Centre intercantonal d'information sur les croyances
- Abbreviation: CIC
- Formation: 2001; 25 years ago
- Headquarters: Geneva
- Location: Switzerland;
- Official language: French
- Director: Manéli Farahmand
- Website: cic-info.ch

= Centre intercantonal d'information sur les croyances =

Swiss cult watching organization

The Centre intercantonal d'information sur les croyances (CIC) is a publicly funded Swiss organization based in Geneva that provides information on religious beliefs in French-speaking Switzerland. Founded after the deaths of many members of the Order of the Solar Temple cult in the 1990s, it aims to provide neutral resources on information related to religious beliefs, particularly when it comes to new religious movements. It was established in 2001.

== History ==
CIC was founded when, following the Order of the Solar Temple deaths in the 1990s, the cantons of Geneva, Vaud, Valais and Ticino decided to fund the creation of an information center focusing on religious beliefs in 2001. There had been a report that showed a lack of information on cults in Switzerland in 1997 as a result.

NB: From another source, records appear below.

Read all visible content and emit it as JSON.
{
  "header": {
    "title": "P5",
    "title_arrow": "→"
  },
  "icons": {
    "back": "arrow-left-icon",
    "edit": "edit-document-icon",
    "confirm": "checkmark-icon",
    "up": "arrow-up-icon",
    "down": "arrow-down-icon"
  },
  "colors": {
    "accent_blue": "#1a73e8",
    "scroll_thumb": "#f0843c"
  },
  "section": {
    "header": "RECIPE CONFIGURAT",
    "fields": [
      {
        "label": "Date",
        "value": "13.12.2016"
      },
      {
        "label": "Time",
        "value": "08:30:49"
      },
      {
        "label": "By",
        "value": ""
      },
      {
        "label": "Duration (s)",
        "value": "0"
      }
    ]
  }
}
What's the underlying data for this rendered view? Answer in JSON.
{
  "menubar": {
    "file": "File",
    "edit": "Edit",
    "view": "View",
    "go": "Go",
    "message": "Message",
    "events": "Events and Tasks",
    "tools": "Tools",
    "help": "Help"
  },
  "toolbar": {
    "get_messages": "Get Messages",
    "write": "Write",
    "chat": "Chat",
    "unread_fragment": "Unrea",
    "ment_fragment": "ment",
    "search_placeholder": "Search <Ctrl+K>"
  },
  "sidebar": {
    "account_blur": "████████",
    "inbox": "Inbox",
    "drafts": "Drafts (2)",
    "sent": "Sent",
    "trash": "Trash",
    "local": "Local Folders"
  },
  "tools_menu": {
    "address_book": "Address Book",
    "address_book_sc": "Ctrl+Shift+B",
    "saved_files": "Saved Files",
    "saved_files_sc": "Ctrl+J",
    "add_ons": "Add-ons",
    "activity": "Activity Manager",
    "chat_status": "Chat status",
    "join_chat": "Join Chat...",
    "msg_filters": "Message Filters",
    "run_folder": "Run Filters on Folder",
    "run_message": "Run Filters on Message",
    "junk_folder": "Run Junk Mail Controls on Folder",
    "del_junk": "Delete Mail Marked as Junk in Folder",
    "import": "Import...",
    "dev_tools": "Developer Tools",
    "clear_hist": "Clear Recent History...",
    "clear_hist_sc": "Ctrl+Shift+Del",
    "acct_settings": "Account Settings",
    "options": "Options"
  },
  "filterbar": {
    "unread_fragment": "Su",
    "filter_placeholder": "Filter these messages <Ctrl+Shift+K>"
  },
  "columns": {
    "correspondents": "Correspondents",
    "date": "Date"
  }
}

The new organization aimed to both be preventative of future issues and to address the Swiss population's concerns following the Solar Temple deaths.

Other cantons could join the proposal, though the Canton of Fribourg rejected it. Government representatives of Fribourg argued that intervention on cults was needed on a country-wide level, not just in French-speaking regions, and that given Fribourg as a canton is bilingual it would not participate in an organization that would leave out its German speaking population. The state councilor further pointed out that they disagreed with the classification of some specific movements as dangerous (namely Jehovah's Witnesses and the Salvation Army). The management committee of the National Council of Switzerland declared matters of beliefs were the responsibility of the cantons.

The organization is based in Geneva. The director at the time of its founding was Nicole Durisch. As of 2024, the director of CIC is Manéli Farahmand.

== Operations ==
CIC mostly deals with new religious movements, migrant religion, as well as related ideas, such as spiritual therapies. It receives an average of 500 reports a year, on a variety of groups and movements. CIC staff are trained in the study and sociology of religion and the organization aims for cooperation with relevant academia; it is not an anti-cult group. It aims to provide neutral information on religious beliefs.

CIC provides consultation on the topic of religious beliefs, as well as documentation, research resources and referrals to psychological and legal help.